Science is something I know a little about, apart from writing science fiction. I was an actual, real live, chemist for a couple years, studied some physics, too. Still have my first year physics book from college; still use it from time to time. Accelerations, speed of light lag times; I figure this stuff out routinely.

Not that anime gives a crap about actual, real live science. There’s a great moment in the first episode of Cowboy Bebop where Jet is smoking a cigarette and Spike asks him for a hit. Jet floats it to him weightlessly, and that’s the only event in the entire run of the series that suggests the Bebop is weightless! All the rest of the time they walk on her decks, remain oriented head up and feet down, have to stand up out of chairs, eat food from plates set in front of them, etc.
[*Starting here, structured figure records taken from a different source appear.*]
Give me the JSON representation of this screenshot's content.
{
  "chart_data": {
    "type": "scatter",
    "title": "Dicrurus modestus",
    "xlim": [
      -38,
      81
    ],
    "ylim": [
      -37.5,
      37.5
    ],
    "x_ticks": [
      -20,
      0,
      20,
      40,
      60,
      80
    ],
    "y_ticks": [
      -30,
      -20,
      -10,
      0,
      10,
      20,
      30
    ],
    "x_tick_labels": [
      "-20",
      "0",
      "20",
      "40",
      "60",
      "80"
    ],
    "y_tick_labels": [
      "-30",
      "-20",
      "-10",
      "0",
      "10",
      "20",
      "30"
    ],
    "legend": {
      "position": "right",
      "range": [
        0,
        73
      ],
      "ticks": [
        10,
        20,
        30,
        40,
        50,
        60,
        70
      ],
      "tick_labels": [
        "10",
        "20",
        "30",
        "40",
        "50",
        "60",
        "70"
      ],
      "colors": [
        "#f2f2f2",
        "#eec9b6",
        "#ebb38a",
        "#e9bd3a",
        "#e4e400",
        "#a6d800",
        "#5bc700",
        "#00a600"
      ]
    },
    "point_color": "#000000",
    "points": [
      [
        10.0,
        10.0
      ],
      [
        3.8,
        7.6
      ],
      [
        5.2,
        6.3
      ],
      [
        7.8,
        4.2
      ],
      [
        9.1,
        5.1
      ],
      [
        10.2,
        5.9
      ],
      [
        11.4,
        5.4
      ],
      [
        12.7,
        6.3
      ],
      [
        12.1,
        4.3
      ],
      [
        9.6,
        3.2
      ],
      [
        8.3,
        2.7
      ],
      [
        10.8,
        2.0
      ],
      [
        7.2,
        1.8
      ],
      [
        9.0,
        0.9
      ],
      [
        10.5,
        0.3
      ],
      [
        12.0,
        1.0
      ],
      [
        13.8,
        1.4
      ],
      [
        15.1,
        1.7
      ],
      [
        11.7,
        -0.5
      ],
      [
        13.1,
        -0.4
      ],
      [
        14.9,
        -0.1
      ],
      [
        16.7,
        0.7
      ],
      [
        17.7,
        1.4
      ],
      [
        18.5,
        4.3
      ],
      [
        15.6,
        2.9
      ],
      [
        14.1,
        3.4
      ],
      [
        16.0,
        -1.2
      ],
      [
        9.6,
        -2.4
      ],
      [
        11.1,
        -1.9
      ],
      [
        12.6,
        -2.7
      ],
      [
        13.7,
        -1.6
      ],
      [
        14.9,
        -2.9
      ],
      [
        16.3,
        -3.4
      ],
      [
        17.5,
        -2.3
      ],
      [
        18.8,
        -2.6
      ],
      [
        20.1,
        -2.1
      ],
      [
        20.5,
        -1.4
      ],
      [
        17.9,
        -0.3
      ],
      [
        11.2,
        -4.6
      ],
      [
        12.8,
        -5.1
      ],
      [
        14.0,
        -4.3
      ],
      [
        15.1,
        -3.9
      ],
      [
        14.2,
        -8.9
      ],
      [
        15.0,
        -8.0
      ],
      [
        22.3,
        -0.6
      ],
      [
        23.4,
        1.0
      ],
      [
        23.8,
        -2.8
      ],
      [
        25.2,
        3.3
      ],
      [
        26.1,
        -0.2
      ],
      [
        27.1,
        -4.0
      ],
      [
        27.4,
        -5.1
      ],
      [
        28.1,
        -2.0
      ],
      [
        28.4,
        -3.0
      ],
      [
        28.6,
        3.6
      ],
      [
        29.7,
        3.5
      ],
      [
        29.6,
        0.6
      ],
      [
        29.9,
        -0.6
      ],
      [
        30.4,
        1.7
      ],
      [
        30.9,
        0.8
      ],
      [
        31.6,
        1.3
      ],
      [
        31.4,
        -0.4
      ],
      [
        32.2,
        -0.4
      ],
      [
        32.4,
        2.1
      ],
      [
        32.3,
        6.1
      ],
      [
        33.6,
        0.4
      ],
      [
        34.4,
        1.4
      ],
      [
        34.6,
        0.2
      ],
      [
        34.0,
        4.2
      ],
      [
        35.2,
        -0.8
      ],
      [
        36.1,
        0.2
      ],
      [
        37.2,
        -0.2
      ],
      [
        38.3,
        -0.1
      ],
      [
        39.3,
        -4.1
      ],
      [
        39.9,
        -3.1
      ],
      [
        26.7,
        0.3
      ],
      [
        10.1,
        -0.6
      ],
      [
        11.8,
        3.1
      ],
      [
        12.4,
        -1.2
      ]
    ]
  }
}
But Galactic Railways is a new low.

For one thing, the long, thin profile of a railroad train is defined by the fact that a railroad train runs on rails a set distance apart and can’t overlap that by much. But the trains in Galactic Railways DON’T RUN ON RAILS.

Um. Oops.

In the absence of rails or air friction, i.e. in space, the optimal shape of a vessel is not long and thin. Long and thin works for shipping on the surface of a planet because it slices through air nicely. But long sides = increased potential for air leaks. Long sides = high construction costs. Long sides = increased potential for structural failure.
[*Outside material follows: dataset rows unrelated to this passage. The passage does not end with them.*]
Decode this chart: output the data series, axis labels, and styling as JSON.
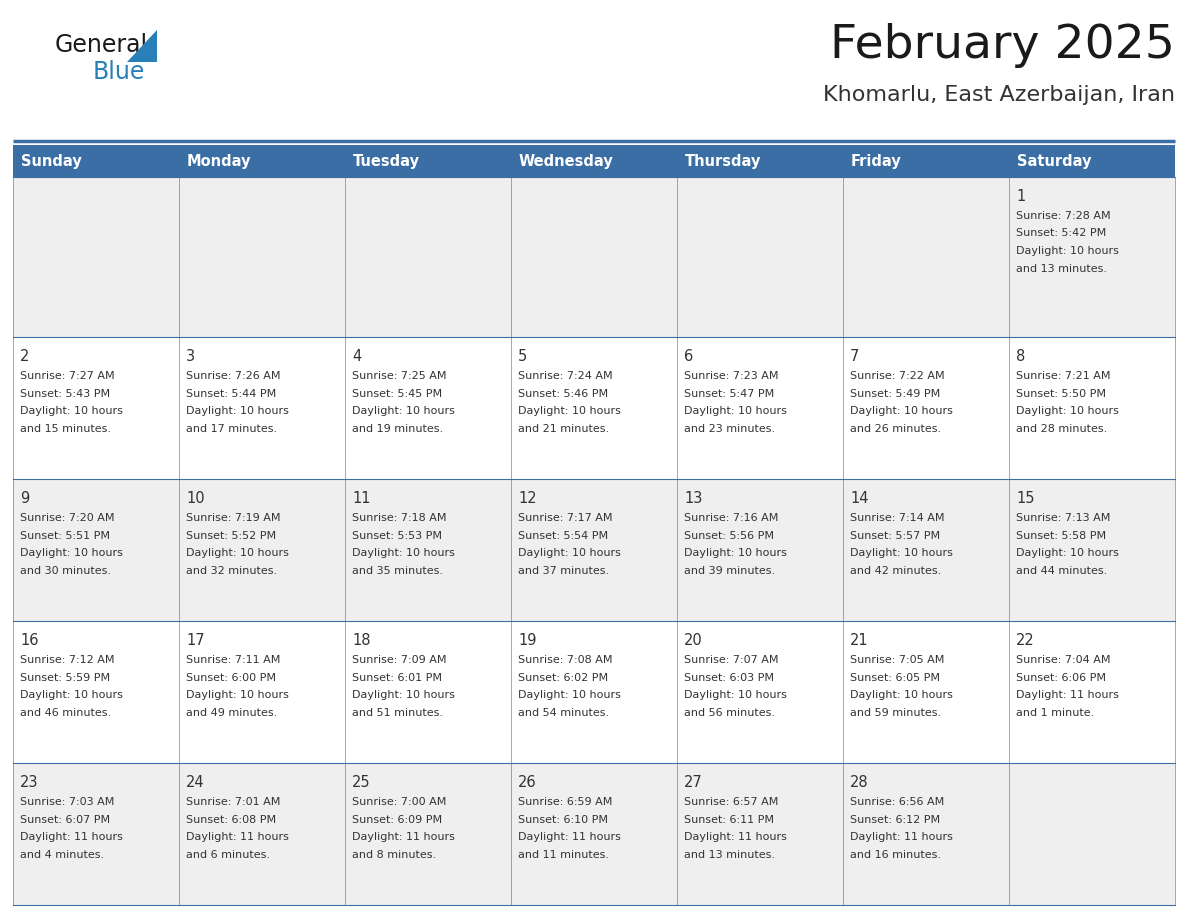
{
  "title": "February 2025",
  "subtitle": "Khomarlu, East Azerbaijan, Iran",
  "days_of_week": [
    "Sunday",
    "Monday",
    "Tuesday",
    "Wednesday",
    "Thursday",
    "Friday",
    "Saturday"
  ],
  "header_bg": "#3a6ea5",
  "header_text": "#ffffff",
  "row_bg_even": "#efefef",
  "row_bg_odd": "#ffffff",
  "border_color": "#3a6ea5",
  "text_color": "#333333",
  "day_number_color": "#333333",
  "title_color": "#1a1a1a",
  "subtitle_color": "#333333",
  "logo_general_color": "#1a1a1a",
  "logo_blue_color": "#2980b9",
  "calendar_data": [
    {
      "day": 1,
      "col": 6,
      "row": 0,
      "sunrise": "7:28 AM",
      "sunset": "5:42 PM",
      "daylight_line1": "Daylight: 10 hours",
      "daylight_line2": "and 13 minutes."
    },
    {
      "day": 2,
      "col": 0,
      "row": 1,
      "sunrise": "7:27 AM",
      "sunset": "5:43 PM",
      "daylight_line1": "Daylight: 10 hours",
      "daylight_line2": "and 15 minutes."
    },
    {
      "day": 3,
      "col": 1,
      "row": 1,
      "sunrise": "7:26 AM",
      "sunset": "5:44 PM",
      "daylight_line1": "Daylight: 10 hours",
      "daylight_line2": "and 17 minutes."
    },
    {
      "day": 4,
      "col": 2,
      "row": 1,
      "sunrise": "7:25 AM",
      "sunset": "5:45 PM",
      "daylight_line1": "Daylight: 10 hours",
      "daylight_line2": "and 19 minutes."
    },
    {
      "day": 5,
      "col": 3,
      "row": 1,
      "sunrise": "7:24 AM",
      "sunset": "5:46 PM",
      "daylight_line1": "Daylight: 10 hours",
      "daylight_line2": "and 21 minutes."
    },
    {
      "day": 6,
      "col": 4,
      "row": 1,
      "sunrise": "7:23 AM",
      "sunset": "5:47 PM",
      "daylight_line1": "Daylight: 10 hours",
      "daylight_line2": "and 23 minutes."
    },
    {
      "day": 7,
      "col": 5,
      "row": 1,
      "sunrise": "7:22 AM",
      "sunset": "5:49 PM",
      "daylight_line1": "Daylight: 10 hours",
      "daylight_line2": "and 26 minutes."
    },
    {
      "day": 8,
      "col": 6,
      "row": 1,
      "sunrise": "7:21 AM",
      "sunset": "5:50 PM",
      "daylight_line1": "Daylight: 10 hours",
      "daylight_line2": "and 28 minutes."
    },
    {
      "day": 9,
      "col": 0,
      "row": 2,
      "sunrise": "7:20 AM",
      "sunset": "5:51 PM",
      "daylight_line1": "Daylight: 10 hours",
      "daylight_line2": "and 30 minutes."
    },
    {
      "day": 10,
      "col": 1,
      "row": 2,
      "sunrise": "7:19 AM",
      "sunset": "5:52 PM",
      "daylight_line1": "Daylight: 10 hours",
      "daylight_line2": "and 32 minutes."
    },
    {
      "day": 11,
      "col": 2,
      "row": 2,
      "sunrise": "7:18 AM",
      "sunset": "5:53 PM",
      "daylight_line1": "Daylight: 10 hours",
      "daylight_line2": "and 35 minutes."
    },
    {
      "day": 12,
      "col": 3,
      "row": 2,
      "sunrise": "7:17 AM",
      "sunset": "5:54 PM",
      "daylight_line1": "Daylight: 10 hours",
      "daylight_line2": "and 37 minutes."
    },
    {
      "day": 13,
      "col": 4,
      "row": 2,
      "sunrise": "7:16 AM",
      "sunset": "5:56 PM",
      "daylight_line1": "Daylight: 10 hours",
      "daylight_line2": "and 39 minutes."
    },
    {
      "day": 14,
      "col": 5,
      "row": 2,
      "sunrise": "7:14 AM",
      "sunset": "5:57 PM",
      "daylight_line1": "Daylight: 10 hours",
      "daylight_line2": "and 42 minutes."
    },
    {
      "day": 15,
      "col": 6,
      "row": 2,
      "sunrise": "7:13 AM",
      "sunset": "5:58 PM",
      "daylight_line1": "Daylight: 10 hours",
      "daylight_line2": "and 44 minutes."
    },
    {
      "day": 16,
      "col": 0,
      "row": 3,
      "sunrise": "7:12 AM",
      "sunset": "5:59 PM",
      "daylight_line1": "Daylight: 10 hours",
      "daylight_line2": "and 46 minutes."
    },
    {
      "day": 17,
      "col": 1,
      "row": 3,
      "sunrise": "7:11 AM",
      "sunset": "6:00 PM",
      "daylight_line1": "Daylight: 10 hours",
      "daylight_line2": "and 49 minutes."
    },
    {
      "day": 18,
      "col": 2,
      "row": 3,
      "sunrise": "7:09 AM",
      "sunset": "6:01 PM",
      "daylight_line1": "Daylight: 10 hours",
      "daylight_line2": "and 51 minutes."
    },
    {
      "day": 19,
      "col": 3,
      "row": 3,
      "sunrise": "7:08 AM",
      "sunset": "6:02 PM",
      "daylight_line1": "Daylight: 10 hours",
      "daylight_line2": "and 54 minutes."
    },
    {
      "day": 20,
      "col": 4,
      "row": 3,
      "sunrise": "7:07 AM",
      "sunset": "6:03 PM",
      "daylight_line1": "Daylight: 10 hours",
      "daylight_line2": "and 56 minutes."
    },
    {
      "day": 21,
      "col": 5,
      "row": 3,
      "sunrise": "7:05 AM",
      "sunset": "6:05 PM",
      "daylight_line1": "Daylight: 10 hours",
      "daylight_line2": "and 59 minutes."
    },
    {
      "day": 22,
      "col": 6,
      "row": 3,
      "sunrise": "7:04 AM",
      "sunset": "6:06 PM",
      "daylight_line1": "Daylight: 11 hours",
      "daylight_line2": "and 1 minute."
    },
    {
      "day": 23,
      "col": 0,
      "row": 4,
      "sunrise": "7:03 AM",
      "sunset": "6:07 PM",
      "daylight_line1": "Daylight: 11 hours",
      "daylight_line2": "and 4 minutes."
    },
    {
      "day": 24,
      "col": 1,
      "row": 4,
      "sunrise": "7:01 AM",
      "sunset": "6:08 PM",
      "daylight_line1": "Daylight: 11 hours",
      "daylight_line2": "and 6 minutes."
    },
    {
      "day": 25,
      "col": 2,
      "row": 4,
      "sunrise": "7:00 AM",
      "sunset": "6:09 PM",
      "daylight_line1": "Daylight: 11 hours",
      "daylight_line2": "and 8 minutes."
    },
    {
      "day": 26,
      "col": 3,
      "row": 4,
      "sunrise": "6:59 AM",
      "sunset": "6:10 PM",
      "daylight_line1": "Daylight: 11 hours",
      "daylight_line2": "and 11 minutes."
    },
    {
      "day": 27,
      "col": 4,
      "row": 4,
      "sunrise": "6:57 AM",
      "sunset": "6:11 PM",
      "daylight_line1": "Daylight: 11 hours",
      "daylight_line2": "and 13 minutes."
    },
    {
      "day": 28,
      "col": 5,
      "row": 4,
      "sunrise": "6:56 AM",
      "sunset": "6:12 PM",
      "daylight_line1": "Daylight: 11 hours",
      "daylight_line2": "and 16 minutes."
    }
  ],
  "fig_width": 11.88,
  "fig_height": 9.18,
  "dpi": 100
}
In space, there’s no air, so there’s no air friction, so there’s no need for a long, thin shape; in space the sphere is the simplest and cheapest shape, and a sphere minimizes all the other problems, too.

Um. Oops.

The trains in GR are often steam engines, with streams of smoke from the engine trailing back in their wakes. But in space there’s no air to run a steam engine, and no air friction to force the exhaust to stream back along the carriages. If there is some kind of exhaust…and any kind of engine that doesn’t use exhaust as a propulsion source is really, really inefficient for a space craft…in the absence of air, it should stream away from the train, forming a triangle (because the engine is moving forward) rather than a stream.

Um. Oops.

In GR the trains are sometimes attacked by bad guys for bad guy reasons. They defend themselves with giant cannon firing out of either side of the train.

Now, if you’re firing at enemies approaching from the side, a long, thin broadside is actually optimal, since it allows you to line up a whole bunch of cannon. But in space combat is not two dimensional. If you’re attacking a long, thin ship with cannons sticking out of the sides, for the love of mike attack it from the top or the bottom where there are no cannon! Der.

Um. Oops.

We can leave aside what actually powers the trains of Galaxy Railways since they are driven by pure handwavium so far as I can figure out. Elsewhere there are attempts to pay lip service to the laws of physics, as when they have to wear spacesuits to survive in hostile atmospheres, or when they react reasonably when they are shot or stabbed or punched. And the show works, to the extent that it works, because it develops a strong ensemble cast, not because it’s got a strong plot or is very realistic.

But seriously: railways without rails, in space, pulled by steam engines without air. It’s a pretty pretty picture, but it’s funky, funky fiziks.

I always look at comments and feedback, and I’m sure I’m not the first to see what I’ve seen, so have at it. Just keep it clean and keep it on target…no personal attacks, okay? Thanks.